|Position||Visiting Associate (Research Fellow)|
|phone||+61 2 4221 2353|
Dr Amirghasemi is a recent PhD graduate from the University of Wollongong in Computing and Information Technology (Operations Research). He has a master’s degree from Chalmers University of Technology, Gothenburg, Sweden in Intelligent Systems Design. He obtained a GPA of 5 (out of 5) for his master studies and received a scholarship award to pursue his PhD studies in University of Wollongong. The central theme of his research is the application of evolutionary computation and simulation in solving permutation problems. Permutations can be employed in the representation of an outsized number of problems in industry and business.
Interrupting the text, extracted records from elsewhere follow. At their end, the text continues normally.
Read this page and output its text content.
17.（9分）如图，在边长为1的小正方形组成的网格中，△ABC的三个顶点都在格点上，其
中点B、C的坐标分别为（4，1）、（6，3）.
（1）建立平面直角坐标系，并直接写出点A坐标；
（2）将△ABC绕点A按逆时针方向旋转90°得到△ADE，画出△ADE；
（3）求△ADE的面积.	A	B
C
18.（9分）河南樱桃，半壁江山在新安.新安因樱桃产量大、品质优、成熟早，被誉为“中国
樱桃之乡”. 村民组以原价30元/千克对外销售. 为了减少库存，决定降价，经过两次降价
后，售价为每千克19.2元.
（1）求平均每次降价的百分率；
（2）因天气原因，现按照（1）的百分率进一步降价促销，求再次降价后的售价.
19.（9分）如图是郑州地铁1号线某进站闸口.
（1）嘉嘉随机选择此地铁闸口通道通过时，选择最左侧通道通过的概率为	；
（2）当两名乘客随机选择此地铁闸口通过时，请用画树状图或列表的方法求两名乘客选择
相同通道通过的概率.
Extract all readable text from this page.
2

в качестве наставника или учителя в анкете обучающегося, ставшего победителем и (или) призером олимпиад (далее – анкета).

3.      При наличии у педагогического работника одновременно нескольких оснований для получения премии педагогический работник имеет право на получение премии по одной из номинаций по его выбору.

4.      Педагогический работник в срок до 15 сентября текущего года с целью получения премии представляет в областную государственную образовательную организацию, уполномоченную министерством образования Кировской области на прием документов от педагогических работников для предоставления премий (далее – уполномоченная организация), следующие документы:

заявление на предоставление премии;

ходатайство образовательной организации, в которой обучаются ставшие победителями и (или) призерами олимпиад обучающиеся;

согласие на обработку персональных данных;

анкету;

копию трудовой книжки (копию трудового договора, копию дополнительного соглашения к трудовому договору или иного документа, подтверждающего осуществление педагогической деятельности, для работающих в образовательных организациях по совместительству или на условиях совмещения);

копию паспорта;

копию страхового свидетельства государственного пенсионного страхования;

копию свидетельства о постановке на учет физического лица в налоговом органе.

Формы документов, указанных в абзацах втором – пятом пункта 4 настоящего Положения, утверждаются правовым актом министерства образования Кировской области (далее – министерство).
In his PhD thesis, a parallel metaheuristic framework has been proposed to tackle three permutation problems, namely Job-shop Scheduling (JSP), Permutation Flowshop Scheduling (PFSP) and Quadratic Assignment (QAP) problems. This model has been implemented in over 9000 lines of parallel C++ code. The computational results indicated that the proposed parallel strategy is highly effective; reaching high-quality solutions in a very short amount of time. He has received outstanding remarks and commendation from one his PhD examiners and published three journal papers based on his PhD thesis, before being graduated.
Dr Amirghasemi is currently involved in designing a metaheuristic vehicle routing strategy, for a real-life logistics problem, to optimise the delivery of items through DropPoint’s Sydney-based Network.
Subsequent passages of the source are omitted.